Почему-то ему вспомнилась немая Таня, у которой он прятался в Иркутске, вспомнилась без всякого случая, просто всплыло перед глазами ее лицо с шевелящимися, что-то спрашивающими губами, и Гуськову вдруг захотелось очутиться опять у Тани. Взять бы ее с собой и умотать куда-нибудь на край света, где нет людей, разучиться там говорить, а в отместку в свое удовольствие измываться над Таней, а потом жалеть ее и снова измываться она все стерпит и будет счастлива самой малостью. Забавные все-таки у немых лица: улыбаются, а глаза холодные, безучастные, губы шевелятся, а все остальное неподвижно и напряженно.

Он-то, конечно, недостоин и Тани, но этот грех он бы на свою душу принял.
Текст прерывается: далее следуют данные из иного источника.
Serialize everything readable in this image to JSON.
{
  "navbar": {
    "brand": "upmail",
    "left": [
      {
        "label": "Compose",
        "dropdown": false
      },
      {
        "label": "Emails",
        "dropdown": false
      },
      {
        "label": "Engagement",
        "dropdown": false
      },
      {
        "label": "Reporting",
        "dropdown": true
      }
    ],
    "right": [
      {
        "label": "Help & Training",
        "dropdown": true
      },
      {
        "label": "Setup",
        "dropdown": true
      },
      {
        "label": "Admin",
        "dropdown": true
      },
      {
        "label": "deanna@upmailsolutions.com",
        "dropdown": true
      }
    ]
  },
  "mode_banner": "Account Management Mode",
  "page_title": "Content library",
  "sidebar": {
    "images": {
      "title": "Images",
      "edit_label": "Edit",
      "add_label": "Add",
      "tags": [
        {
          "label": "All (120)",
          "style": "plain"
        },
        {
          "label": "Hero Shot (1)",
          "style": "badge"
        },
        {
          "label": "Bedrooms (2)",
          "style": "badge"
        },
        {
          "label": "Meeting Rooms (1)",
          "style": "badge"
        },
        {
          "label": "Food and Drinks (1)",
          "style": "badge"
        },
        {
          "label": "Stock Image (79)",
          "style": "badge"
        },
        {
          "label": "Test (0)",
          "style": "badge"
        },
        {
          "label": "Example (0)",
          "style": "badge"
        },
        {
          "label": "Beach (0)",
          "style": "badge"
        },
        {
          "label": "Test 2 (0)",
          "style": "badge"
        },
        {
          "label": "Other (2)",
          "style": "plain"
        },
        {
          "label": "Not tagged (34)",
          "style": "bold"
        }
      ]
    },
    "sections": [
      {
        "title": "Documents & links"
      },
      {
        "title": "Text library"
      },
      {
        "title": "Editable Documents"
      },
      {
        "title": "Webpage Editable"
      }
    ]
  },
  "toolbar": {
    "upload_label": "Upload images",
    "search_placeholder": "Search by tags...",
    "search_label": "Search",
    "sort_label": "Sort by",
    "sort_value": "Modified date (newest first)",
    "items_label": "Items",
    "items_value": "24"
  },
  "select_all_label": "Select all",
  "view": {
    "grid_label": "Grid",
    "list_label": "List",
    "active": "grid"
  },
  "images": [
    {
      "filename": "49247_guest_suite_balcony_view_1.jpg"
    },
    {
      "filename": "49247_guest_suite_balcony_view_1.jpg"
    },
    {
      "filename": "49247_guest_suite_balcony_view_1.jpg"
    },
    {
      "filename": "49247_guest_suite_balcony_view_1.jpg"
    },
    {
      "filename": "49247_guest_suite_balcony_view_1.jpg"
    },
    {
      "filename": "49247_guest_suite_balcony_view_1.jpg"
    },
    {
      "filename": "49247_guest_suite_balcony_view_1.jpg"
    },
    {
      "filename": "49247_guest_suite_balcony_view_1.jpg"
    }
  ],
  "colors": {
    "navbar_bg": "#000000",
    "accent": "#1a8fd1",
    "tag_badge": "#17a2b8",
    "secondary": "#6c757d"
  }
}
Таня и без того обижена, а потому можно обижать ее дальше. «А доведись — зачем бы тебе ее обижать?» — спросил он себя. Затем, что вина требует вины, пропащая душа ищет пропасти поглубже. Он бы, наверно, не сумел иначе, ему постоянно нужны были бы подтверждения, доказательства, что он превратился именно в то, что есть. Так он чувствовал бы себя уверенней.

Гуськов вышел в поля и повернул вправо, на дальние елани, ему предстояло провести там весь день. В эту пору людям там делать нечего: назем туда и в добрые-то годы не возили, а теперь, да еще по этой развезени, и подавно. Какие-нибудь неспокойные ноги тоже едва ли забредут: то, что нужно от леса, можно взять рядом с деревней. А если и забредут, ничего страшного пусть боятся его, а он сегодня бояться не намерен. Близко, чтобы могли узнать, он к себе не подпустит, а издали пусть сколько угодно смотрят и гадают, кто это, — ему наплевать. Он имеет право пройтись тут хозяином, он работал на этих полях не меньше других, он наизусть помнит, сколько в каждом из них земли, где что до войны было сеяно и сколько собрано. И то, что они до сих пор не заросли и продолжают приносить хлеба, есть и его потяга — там, в прежние годы. Он здесь не чужой — нет. Здесь сейчас в воздухе стоит, что он нашелся и идет мимо, — поля натянулись и замерли, узнавая его, он теперь только такой памяти и доверял. Люди не умеют помнить друг о друге, их проносит течением слишком быстро; людей должна помнить та земля, где они жили. А ей не дано знать, что с ним случилось, для нее он чистый человек.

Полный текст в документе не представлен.